Invited Talk: Photocatalytic Particle-Suspension Reactors for Solar Water Splitting | AIChE

Invited Talk: Photocatalytic Particle-Suspension Reactors for Solar Water Splitting

Authors 

Bala Chandran, R. - Presenter, Lawrence Berkeley National Laboratory
Sunlight driven water splitting to produce hydrogen and oxygen provides a pathway to store available solar energy in the form of stable, energy-dense chemical bonds. Here, we investigate a tandem, particle-suspension reactor design for solar water splitting comprising micron-scale semiconductor particles (photocatalysts) suspended in an aqueous solution with soluble redox shuttles. Redox shuttles mediate electrons between the oxygen and hydrogen evolution reaction compartments. A porous separator facilitates redox species transport while averting gas crossover between the two reaction compartments. Numerical models have been developed to evaluate the transport of charged and neutral species, and reaction kinetics for the proposed reactor design at varying lengthscales ranging from that of a single photocatalyst particle to a suspension of photocatalyst particles in the reactor. At the lengthscale of a single particle, model results illustrate the impacts of particle size and the electrochemical potential of the redox shuttle on the rate of charge-carrier transport across the semiconductor-electrolyte interface.

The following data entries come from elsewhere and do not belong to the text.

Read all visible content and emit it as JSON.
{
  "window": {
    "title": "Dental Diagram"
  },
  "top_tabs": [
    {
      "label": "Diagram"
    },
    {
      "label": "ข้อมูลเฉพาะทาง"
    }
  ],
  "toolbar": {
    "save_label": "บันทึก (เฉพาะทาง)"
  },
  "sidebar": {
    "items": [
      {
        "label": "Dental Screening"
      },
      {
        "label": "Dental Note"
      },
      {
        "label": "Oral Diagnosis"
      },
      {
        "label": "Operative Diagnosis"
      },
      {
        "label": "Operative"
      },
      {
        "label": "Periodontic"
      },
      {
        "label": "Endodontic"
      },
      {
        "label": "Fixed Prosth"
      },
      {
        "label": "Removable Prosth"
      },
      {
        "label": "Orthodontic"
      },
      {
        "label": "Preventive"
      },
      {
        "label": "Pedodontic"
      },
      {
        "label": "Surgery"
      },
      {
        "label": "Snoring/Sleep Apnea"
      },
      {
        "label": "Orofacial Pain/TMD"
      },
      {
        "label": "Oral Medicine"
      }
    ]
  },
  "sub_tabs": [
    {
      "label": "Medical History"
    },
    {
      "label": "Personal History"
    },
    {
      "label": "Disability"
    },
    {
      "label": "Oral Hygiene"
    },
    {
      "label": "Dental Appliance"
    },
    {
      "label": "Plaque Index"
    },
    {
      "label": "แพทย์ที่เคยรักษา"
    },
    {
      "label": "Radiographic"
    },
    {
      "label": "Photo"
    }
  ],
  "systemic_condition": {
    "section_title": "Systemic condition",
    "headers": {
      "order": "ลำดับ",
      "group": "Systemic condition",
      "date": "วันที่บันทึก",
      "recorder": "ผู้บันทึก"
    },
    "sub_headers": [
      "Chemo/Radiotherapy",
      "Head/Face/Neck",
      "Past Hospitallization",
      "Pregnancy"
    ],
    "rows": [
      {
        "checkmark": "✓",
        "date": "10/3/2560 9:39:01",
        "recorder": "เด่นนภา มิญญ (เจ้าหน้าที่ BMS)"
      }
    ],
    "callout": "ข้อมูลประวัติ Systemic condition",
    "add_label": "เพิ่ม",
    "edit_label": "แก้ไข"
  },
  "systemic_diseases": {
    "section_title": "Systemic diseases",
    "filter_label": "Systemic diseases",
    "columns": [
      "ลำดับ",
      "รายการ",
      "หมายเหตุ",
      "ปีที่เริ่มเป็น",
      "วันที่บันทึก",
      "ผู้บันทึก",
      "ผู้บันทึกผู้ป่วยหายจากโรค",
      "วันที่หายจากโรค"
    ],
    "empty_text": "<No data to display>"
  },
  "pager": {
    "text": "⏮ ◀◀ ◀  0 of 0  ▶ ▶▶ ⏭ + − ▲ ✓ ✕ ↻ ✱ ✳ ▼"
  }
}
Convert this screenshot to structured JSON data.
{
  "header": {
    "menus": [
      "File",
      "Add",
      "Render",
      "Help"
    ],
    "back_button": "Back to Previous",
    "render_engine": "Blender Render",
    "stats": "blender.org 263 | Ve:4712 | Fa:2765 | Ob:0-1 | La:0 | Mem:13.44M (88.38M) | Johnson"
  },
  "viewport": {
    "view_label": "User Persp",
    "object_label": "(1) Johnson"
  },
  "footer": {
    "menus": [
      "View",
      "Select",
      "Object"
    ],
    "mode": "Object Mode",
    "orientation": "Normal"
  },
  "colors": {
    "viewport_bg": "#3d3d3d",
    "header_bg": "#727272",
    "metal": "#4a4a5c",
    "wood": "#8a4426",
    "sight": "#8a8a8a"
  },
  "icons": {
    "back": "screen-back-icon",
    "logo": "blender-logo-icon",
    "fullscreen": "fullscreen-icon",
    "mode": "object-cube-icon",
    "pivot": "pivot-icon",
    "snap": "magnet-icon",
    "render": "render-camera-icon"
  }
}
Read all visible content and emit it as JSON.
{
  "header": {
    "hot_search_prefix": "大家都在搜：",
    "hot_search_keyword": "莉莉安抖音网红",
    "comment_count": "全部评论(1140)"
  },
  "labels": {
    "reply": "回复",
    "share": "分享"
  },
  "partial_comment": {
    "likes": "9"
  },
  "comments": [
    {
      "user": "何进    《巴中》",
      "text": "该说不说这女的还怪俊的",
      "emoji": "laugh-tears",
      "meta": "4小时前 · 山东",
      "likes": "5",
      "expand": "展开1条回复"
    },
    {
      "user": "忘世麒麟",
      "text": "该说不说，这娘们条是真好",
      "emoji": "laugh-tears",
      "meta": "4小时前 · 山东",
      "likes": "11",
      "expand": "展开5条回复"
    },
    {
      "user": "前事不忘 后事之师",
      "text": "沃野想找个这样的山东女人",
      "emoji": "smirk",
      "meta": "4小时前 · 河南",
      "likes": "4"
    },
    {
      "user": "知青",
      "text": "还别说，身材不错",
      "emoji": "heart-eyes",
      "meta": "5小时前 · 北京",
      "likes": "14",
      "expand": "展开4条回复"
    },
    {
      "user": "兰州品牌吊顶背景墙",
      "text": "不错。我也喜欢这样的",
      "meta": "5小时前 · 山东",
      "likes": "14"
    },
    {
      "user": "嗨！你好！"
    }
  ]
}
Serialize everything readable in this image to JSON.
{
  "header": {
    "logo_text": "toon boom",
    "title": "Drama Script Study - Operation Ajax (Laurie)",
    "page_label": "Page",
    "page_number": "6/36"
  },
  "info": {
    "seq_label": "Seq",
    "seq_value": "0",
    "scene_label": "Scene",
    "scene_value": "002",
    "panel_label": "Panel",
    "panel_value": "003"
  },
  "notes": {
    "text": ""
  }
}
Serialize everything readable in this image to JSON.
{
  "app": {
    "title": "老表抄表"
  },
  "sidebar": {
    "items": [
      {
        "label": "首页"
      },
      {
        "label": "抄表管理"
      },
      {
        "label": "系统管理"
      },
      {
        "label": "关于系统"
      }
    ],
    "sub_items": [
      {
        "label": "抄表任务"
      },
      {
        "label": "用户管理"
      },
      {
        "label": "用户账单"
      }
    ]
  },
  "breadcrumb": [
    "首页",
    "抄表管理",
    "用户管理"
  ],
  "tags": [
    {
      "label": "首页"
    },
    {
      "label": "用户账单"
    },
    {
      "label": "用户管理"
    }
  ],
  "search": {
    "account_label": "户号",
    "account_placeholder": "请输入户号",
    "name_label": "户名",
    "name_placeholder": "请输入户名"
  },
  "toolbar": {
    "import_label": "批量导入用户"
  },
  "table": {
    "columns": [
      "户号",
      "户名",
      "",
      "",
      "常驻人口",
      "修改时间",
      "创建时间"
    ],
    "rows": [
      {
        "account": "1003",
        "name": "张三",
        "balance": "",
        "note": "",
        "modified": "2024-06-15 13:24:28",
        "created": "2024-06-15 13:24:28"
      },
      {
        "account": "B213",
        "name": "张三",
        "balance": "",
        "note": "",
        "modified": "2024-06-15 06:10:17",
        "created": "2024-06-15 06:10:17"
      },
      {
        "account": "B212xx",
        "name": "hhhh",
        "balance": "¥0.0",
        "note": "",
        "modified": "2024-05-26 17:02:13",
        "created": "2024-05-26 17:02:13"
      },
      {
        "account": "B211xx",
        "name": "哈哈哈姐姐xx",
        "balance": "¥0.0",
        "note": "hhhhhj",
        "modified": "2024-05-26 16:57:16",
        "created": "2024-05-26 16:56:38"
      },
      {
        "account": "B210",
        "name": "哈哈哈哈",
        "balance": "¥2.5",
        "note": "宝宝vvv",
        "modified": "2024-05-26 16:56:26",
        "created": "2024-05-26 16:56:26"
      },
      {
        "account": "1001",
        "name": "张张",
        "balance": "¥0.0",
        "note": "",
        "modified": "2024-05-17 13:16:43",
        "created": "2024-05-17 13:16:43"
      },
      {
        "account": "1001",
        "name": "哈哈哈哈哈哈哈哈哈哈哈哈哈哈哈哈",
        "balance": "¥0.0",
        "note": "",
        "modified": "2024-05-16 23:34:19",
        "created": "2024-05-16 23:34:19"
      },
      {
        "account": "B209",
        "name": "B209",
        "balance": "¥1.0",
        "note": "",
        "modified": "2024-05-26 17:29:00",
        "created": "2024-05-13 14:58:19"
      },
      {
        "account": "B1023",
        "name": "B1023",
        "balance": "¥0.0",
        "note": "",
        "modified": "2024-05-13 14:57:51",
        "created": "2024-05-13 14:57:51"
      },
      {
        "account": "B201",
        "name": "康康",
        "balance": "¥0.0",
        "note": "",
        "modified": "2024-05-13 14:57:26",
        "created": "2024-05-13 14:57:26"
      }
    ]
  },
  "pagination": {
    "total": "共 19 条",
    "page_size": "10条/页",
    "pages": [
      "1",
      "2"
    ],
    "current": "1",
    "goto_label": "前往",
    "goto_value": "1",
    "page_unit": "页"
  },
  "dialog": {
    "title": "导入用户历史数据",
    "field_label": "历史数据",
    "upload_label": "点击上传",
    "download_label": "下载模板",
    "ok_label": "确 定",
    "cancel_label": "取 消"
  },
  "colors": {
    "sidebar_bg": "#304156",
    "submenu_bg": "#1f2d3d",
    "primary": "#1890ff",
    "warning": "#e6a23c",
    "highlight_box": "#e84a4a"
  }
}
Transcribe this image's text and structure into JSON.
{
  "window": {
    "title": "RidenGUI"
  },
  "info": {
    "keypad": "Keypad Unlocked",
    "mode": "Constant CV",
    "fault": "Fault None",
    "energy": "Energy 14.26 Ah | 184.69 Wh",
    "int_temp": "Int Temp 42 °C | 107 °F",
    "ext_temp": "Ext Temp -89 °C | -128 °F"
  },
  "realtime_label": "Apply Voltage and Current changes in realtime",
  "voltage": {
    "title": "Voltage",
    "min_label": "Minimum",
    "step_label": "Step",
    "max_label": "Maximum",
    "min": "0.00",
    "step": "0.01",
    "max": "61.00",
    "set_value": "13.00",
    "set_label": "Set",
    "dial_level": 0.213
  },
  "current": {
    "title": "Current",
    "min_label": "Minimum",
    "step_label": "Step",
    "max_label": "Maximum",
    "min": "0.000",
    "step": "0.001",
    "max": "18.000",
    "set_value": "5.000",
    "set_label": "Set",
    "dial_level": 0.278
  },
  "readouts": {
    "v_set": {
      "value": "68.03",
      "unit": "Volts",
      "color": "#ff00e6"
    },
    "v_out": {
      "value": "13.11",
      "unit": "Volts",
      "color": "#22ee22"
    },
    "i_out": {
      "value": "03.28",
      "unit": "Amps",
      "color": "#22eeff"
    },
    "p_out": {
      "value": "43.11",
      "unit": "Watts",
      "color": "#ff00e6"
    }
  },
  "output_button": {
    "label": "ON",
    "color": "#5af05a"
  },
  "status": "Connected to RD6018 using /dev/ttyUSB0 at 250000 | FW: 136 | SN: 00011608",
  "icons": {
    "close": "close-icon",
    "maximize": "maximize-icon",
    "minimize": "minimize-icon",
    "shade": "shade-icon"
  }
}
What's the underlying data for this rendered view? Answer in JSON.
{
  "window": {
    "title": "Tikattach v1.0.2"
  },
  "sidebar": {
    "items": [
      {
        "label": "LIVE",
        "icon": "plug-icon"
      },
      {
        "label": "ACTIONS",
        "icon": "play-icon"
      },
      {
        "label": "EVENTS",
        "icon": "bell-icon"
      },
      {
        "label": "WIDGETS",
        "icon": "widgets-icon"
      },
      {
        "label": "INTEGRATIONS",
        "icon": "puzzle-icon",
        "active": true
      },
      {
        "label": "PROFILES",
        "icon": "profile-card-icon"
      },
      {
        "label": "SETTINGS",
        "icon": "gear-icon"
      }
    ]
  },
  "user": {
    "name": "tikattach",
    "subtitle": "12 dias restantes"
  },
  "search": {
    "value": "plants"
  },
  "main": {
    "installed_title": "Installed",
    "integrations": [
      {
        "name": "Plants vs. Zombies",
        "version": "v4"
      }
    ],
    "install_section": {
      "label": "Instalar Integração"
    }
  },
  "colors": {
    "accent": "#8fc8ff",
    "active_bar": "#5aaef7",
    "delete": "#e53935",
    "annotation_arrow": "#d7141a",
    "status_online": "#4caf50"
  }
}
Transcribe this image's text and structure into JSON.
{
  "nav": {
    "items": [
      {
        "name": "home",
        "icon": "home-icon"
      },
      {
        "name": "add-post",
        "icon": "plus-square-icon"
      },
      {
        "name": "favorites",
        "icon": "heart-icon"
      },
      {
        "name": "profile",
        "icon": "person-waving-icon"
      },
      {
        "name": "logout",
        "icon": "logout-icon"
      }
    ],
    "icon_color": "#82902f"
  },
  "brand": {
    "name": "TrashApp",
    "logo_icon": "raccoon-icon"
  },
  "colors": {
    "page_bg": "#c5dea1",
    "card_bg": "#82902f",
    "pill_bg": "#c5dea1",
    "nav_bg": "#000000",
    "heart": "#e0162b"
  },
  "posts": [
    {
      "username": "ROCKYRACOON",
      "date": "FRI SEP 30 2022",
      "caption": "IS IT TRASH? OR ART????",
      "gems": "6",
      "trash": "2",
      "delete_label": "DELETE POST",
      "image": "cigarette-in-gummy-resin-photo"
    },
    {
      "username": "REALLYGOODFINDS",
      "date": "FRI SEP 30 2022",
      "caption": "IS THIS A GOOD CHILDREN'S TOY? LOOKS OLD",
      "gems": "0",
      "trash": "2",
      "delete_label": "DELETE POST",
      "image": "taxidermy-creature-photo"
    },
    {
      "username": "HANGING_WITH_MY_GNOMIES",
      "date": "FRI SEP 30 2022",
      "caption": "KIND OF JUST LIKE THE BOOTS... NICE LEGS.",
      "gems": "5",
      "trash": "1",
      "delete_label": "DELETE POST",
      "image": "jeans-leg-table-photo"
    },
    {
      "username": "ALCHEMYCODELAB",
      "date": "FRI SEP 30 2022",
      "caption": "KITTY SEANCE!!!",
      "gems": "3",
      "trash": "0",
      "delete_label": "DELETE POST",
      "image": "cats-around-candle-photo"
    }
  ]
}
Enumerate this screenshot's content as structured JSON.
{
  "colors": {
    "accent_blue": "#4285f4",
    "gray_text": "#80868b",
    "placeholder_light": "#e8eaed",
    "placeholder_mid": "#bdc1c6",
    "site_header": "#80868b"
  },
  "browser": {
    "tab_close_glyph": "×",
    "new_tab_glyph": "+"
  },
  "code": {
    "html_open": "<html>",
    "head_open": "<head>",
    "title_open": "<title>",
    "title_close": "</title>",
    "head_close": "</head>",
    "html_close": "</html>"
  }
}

Using a transient reactor model, we demonstrate that a 1% solar-to-hydrogen conversion efficiency can be sustained by diffusion-driven mass transport in 1 cm tall reaction compartments using BiVO4 and SrTiO3:Rh photocatalysts for oxygen and hydrogen evolution, and with proton-coupled electron transfer redox shuttles. This talk will also highlight recent developments in my research group on designing and developing solar-powered wastewater treatment devices for energy and nutrient recovery.